With the Kobe Bryant era over in Los Angeles, the newest phase of Laker basketball built of youth and inexperience has arrived. Hoping to bridge the gap between the two is new Head Coach Luke Walton in his return to L.A. as he and his team prepare to begin training camp at UCSB from Sept. 27-Oct. 2.
It will be the Lakers’ first time having training camp in Santa Barbara since 1999. The six-day camp will be held in Robertson Gymnasium. According to Los Angeles Times reporter Tania Ganguli, four of the team’s six days at camp will be two-a-day workouts.
After setting a franchise record with the most losses for the third consecutive year, finishing 17-65, the Los Angeles Lakers are hoping to restore some of the glory that belongs to the historic organization that possesses 16 championship titles.
Although the reality of another Lakers championship remains in the distant future, the acquired talent the team has as of now has the potential to surpass the subpar expectations many have set for them.
While Bryant’s legacy will forever reign supreme in the Laker franchise, Los Angeles is hopeful that its next superstar will emerge sooner rather than later. With the talent of players such as Jordan Clarkson, D’angelo Russell and their selection of Brandon Ingram with the No. 2 pick in this year’s draft, the Lakers’ next franchise player is no guarantee but could surface in due time.
With Ingram seemingly poised to become the face of the L.A. franchise, the buzz surrounding the rookie has many convinced that he could eventually carry the torch after potentially being the No. 1 pick in the 2016 NBA Draft.
Starting and playing in five summer league games, Ingram averaged 12.2 points per game while shooting 41.2 percent from the field and 25 percent from behind the three-point line. He also averaged 4.2 rebounds and 1.8 assists per game in addition to playing 27.4 minutes per game.
Certainly summer league play is no true predictor of how a player will pan out in the long run, especially at the young age of 19 years old, but Ingram displayed some glimpses on the court that could lead to him flourishing within the NBA.
Unfortunately for Russell, last year was more of an underwhelming season. In addition to former Head Coach Byron Antom Scott placing Russell in and out of the starting lineup, finding the guard’s role on the team became a little difficult as to whether or not he would play the one or two position while alongside Clarkson in the backcourt.
While Scott’s coaching scheme seemed to stray away from Russell’s strengths, one can only predict that Walton will be able to conquer the puzzle of Russell and Clarkson after helping coach the NBA’s top backcourt duo in Stephen Curry and Klay Thompson. Nonetheless, Russell had his spurts in which he showcased his ability to produce when on the court whether scoring or assisting.

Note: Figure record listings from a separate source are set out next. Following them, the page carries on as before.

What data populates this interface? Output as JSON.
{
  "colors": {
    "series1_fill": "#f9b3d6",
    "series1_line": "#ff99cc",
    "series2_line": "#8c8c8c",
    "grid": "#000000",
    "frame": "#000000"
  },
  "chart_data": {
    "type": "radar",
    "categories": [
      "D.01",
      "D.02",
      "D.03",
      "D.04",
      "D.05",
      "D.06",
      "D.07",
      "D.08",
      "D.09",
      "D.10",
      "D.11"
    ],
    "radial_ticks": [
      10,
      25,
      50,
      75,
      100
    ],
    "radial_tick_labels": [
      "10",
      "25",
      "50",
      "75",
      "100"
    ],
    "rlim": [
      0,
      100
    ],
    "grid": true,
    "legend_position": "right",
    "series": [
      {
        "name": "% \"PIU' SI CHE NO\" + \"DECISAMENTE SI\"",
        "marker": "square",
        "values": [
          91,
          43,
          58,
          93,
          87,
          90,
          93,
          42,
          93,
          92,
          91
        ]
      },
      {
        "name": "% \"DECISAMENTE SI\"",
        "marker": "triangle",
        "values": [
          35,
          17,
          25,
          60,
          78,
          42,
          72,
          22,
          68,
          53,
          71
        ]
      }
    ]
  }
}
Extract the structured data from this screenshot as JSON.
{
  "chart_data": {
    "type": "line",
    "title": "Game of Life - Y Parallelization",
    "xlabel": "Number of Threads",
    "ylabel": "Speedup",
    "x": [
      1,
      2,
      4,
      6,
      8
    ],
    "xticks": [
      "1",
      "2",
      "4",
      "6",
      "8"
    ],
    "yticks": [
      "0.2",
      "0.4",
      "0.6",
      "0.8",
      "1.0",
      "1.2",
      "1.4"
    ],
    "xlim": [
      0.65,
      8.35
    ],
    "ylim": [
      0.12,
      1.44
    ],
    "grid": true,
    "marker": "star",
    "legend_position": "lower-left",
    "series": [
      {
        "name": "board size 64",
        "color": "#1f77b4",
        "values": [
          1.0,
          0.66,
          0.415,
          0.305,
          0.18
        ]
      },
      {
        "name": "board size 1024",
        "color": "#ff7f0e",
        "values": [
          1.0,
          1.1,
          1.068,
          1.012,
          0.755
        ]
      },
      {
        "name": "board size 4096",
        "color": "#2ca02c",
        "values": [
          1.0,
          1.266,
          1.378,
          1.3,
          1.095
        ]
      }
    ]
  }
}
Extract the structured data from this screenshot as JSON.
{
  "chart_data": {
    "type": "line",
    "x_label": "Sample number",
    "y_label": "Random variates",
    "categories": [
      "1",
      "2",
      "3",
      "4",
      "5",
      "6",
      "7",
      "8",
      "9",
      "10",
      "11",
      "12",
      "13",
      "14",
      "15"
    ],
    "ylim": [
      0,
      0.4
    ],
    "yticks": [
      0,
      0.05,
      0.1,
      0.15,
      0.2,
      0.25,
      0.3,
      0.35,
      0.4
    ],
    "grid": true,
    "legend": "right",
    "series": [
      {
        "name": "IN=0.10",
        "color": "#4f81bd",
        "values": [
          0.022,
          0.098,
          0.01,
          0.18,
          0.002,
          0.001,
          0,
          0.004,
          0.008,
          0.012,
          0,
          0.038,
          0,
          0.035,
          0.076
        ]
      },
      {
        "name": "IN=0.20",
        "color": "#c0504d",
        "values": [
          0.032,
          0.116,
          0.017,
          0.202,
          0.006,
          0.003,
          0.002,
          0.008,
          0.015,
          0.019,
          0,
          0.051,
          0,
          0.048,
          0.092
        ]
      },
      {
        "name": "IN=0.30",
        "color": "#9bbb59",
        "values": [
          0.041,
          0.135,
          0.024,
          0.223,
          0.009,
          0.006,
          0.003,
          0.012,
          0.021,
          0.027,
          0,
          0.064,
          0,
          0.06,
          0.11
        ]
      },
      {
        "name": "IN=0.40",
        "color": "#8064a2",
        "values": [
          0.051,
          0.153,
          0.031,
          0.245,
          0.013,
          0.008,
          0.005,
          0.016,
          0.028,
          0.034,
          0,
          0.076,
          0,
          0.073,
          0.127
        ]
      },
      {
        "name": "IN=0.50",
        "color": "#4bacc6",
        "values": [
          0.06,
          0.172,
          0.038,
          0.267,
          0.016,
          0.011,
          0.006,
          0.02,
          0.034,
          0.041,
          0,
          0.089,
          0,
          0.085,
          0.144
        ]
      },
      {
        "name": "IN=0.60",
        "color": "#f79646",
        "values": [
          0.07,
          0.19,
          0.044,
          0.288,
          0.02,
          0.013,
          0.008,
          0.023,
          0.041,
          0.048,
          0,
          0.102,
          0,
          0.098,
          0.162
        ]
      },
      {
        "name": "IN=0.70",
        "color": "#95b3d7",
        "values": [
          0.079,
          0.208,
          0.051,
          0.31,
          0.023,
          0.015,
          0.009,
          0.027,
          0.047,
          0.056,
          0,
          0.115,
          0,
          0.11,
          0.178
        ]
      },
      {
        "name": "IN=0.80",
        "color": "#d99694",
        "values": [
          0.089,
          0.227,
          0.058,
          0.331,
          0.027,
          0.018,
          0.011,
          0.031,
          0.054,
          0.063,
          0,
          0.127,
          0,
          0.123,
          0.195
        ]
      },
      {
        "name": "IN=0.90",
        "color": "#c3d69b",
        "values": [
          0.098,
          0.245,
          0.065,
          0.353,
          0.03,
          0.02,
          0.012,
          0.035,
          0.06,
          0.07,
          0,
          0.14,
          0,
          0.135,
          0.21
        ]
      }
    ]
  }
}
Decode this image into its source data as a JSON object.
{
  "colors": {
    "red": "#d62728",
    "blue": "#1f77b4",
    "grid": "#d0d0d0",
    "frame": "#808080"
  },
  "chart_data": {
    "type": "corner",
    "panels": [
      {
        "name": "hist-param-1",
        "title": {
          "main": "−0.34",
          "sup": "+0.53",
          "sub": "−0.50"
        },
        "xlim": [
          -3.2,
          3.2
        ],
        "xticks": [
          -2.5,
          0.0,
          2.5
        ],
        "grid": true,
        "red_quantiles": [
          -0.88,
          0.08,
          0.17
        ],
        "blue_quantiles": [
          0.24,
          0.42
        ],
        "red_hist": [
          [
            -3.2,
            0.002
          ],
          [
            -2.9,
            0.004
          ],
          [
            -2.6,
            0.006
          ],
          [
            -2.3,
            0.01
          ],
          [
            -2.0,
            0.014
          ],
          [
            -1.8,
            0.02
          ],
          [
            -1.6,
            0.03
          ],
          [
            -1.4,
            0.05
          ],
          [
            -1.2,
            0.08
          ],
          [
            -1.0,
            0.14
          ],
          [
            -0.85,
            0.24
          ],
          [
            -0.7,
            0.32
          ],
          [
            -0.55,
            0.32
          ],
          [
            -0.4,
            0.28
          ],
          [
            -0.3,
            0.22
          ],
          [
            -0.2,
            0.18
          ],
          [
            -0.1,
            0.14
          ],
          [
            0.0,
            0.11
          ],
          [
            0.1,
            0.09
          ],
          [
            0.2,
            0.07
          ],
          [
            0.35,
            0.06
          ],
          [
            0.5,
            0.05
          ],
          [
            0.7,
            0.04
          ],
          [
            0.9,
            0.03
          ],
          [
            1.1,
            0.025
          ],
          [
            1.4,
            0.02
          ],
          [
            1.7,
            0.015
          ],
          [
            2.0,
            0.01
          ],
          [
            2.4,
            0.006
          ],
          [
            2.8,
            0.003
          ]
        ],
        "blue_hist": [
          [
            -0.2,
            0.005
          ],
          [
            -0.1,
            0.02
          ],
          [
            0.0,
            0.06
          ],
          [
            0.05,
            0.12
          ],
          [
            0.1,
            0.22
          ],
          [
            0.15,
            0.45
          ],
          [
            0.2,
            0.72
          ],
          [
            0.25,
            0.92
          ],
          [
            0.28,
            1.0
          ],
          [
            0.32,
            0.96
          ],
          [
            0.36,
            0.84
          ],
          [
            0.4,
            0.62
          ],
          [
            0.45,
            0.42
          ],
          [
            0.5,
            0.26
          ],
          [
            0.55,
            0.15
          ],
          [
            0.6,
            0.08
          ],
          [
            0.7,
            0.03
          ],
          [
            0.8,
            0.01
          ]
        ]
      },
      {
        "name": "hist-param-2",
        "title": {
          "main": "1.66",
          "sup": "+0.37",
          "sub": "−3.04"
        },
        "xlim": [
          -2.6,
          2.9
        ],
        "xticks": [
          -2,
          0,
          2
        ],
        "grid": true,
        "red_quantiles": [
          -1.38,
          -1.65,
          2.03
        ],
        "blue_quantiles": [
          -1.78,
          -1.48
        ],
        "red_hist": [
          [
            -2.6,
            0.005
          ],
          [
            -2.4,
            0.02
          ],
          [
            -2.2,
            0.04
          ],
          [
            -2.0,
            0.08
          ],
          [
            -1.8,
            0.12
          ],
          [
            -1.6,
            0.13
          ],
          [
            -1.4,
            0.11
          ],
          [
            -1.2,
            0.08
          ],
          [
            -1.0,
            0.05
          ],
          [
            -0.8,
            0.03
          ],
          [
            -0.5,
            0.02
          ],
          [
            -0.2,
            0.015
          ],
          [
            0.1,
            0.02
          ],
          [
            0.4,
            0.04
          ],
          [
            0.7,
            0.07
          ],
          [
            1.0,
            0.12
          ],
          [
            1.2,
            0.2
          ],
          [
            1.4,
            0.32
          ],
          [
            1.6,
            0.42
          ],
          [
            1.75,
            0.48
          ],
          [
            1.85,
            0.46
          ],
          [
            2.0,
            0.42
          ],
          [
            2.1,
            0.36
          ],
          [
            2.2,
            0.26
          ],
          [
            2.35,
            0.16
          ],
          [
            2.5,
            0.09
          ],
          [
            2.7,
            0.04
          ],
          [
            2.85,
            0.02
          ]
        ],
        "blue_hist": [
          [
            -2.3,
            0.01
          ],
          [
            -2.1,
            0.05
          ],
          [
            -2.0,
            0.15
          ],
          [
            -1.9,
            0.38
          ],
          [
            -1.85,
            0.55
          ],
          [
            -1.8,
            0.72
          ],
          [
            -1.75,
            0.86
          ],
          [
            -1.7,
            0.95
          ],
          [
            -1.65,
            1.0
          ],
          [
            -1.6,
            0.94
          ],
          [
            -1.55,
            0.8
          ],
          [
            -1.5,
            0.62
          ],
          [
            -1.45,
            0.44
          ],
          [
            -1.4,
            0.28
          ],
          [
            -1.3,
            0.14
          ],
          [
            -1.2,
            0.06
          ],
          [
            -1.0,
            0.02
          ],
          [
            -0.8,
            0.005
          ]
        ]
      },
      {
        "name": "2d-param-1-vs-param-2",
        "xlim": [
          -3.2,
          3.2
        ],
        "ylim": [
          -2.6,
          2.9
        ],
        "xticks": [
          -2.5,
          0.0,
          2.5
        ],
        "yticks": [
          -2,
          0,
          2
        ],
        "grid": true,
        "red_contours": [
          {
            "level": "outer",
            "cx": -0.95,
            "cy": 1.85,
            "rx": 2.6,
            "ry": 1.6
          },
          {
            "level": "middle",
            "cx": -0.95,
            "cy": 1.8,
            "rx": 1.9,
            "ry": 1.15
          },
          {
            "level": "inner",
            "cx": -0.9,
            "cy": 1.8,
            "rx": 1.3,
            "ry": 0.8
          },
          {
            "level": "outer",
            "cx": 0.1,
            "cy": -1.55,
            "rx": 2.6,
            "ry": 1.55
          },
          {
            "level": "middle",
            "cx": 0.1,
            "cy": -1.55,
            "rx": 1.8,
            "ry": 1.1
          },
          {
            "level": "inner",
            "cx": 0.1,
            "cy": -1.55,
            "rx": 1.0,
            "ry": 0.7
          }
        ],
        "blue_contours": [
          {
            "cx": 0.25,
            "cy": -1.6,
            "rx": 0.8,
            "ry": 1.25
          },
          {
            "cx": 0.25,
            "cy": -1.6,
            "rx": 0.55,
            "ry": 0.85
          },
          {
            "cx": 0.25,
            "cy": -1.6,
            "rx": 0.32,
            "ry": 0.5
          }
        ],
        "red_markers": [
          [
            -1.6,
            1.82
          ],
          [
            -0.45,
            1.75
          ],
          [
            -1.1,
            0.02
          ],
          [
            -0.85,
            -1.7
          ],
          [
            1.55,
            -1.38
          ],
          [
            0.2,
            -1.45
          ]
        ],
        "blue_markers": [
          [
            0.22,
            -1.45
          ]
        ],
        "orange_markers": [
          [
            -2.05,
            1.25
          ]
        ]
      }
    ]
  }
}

In the meantime, the Lakers must focus on training camp and their task of acclimating free agent additions Timofey Mozgov and Luol Deng. Despite overpaying Mozgov and acquiring a post-prime Deng, both players provide veteran leadership that could be beneficial for the abundance of youth on the Lakers’ roster.
After having training camp at UCSB, Los Angeles will begin its eight-game preseason on Oct. 4 vs the Sacramento Kings at the Honda Center at 7 p.m. The Lakers will conclude their preseason schedule on Oct. 21 vs the Phoenix Suns for a 7 p.m. matchup at the Honda Center as well.